The feature is getting the axe along with the latest update for both Feedly web and mobile, as the company finds that this is the right thing to do.

Aside from the fact that users would actually know what type of content they would find at the end of the line and whether the site they are about to visit can be trusted or not, Feedly wants to allow other apps and search engines to leverage metadata about the content being shared and offer a better, richer experience.

In short, when links are hidden behind the Feedly shortener, just like behind any other URL shortener, search engines have a hard time figuring out what data is behind it and this can hurt site ranking, for instance.

“We also empower users to more effectively promote their favorite voices,” writes Feedly’s CEO, Edwin Khodabakchian.

As he points out, there would be no Feedly without the power and openness of the Web so they’re from now on going to be more careful going forward to respect and re-enforce what makes the Web an incredible medium.
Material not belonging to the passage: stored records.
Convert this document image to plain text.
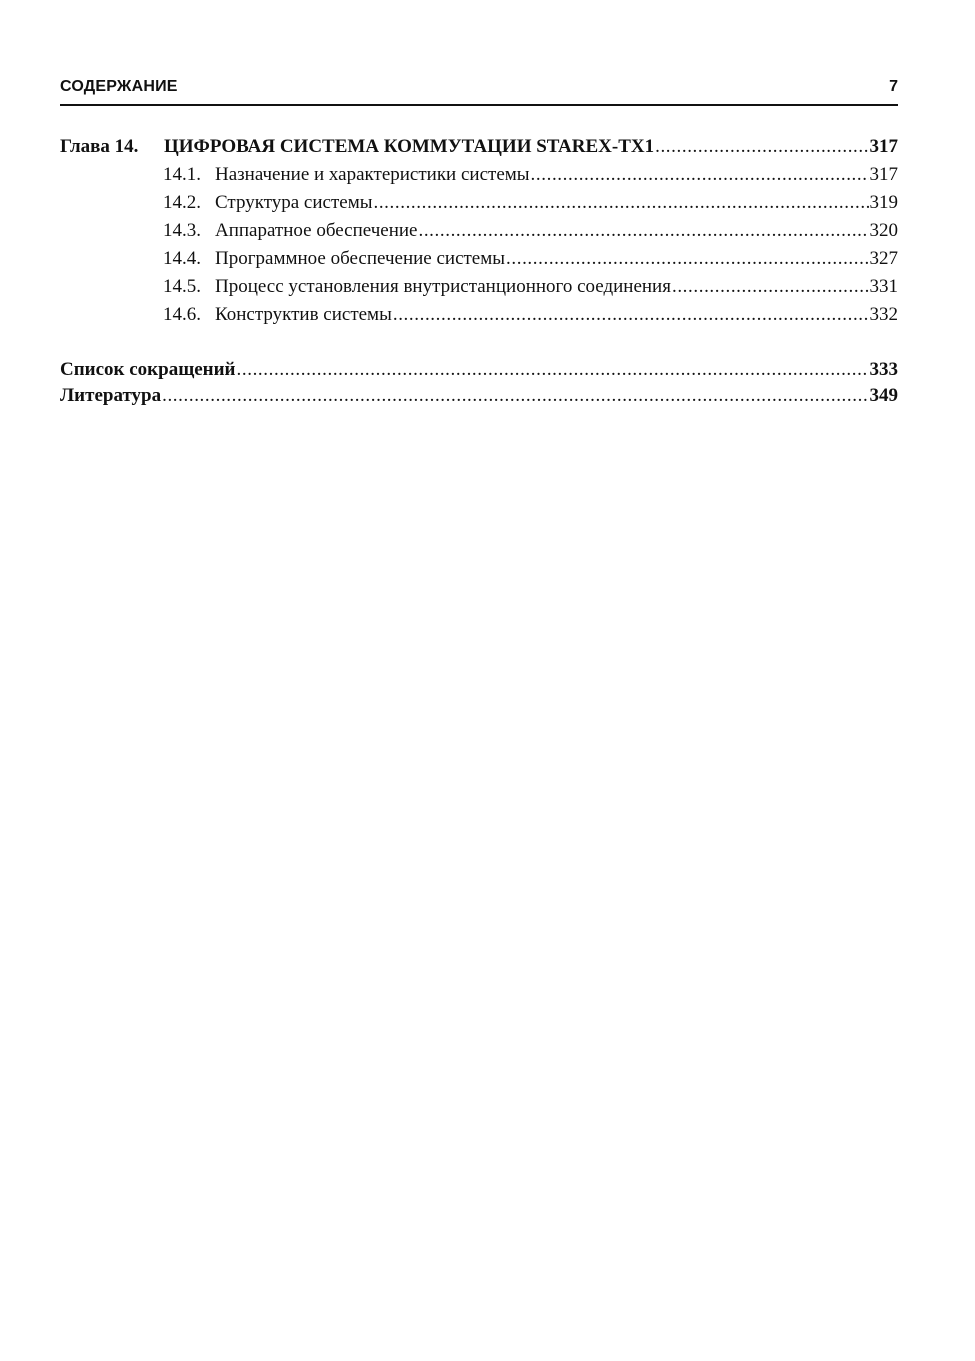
СОДЕРЖАНИЕ	7
Глава 14.	ЦИФРОВАЯ СИСТЕМА КОММУТАЦИИ STAREX-TX1 .....	317
14.1. Назначение и характеристики системы .....	317
14.2. Структура системы .....	319
14.3. Аппаратное обеспечение .....	320
14.4. Программное обеспечение системы .....	327
14.5. Процесс установления внутристанционного соединения .....	331
14.6. Конструктив системы .....	332
Список сокращений .....	333
Литература .....	349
Feedly users seem to be quite happy with the change, according to several opinions posted in reaction on Twitter.

One incident shows what the big issues are

Over the past weekend, there’s been an incident related to a popular link shortener, namely Bitly. What happened was that Google safebrowsing, the feature that seeks to protect people from clicking on to sites that are full of malware or just shady, in general, flagged all Bit.ly links as dangerous.

That made any link that has ever been shared via Bit.ly to become unusable for people using Chrome and Firefox, where the safebrowsing feature is deployed.

Bitly quickly moved to a new type of URL to help users still work the tool. It wasn’t long before Google fixed things up.

The issue, it seems, was with the fact that Bit.ly had been flagged for malware on several occasions. Of course, given the nature of the service that was impossible. Basically, the only way for such a thing to happen is if people hid malicious links behind the URL shortener.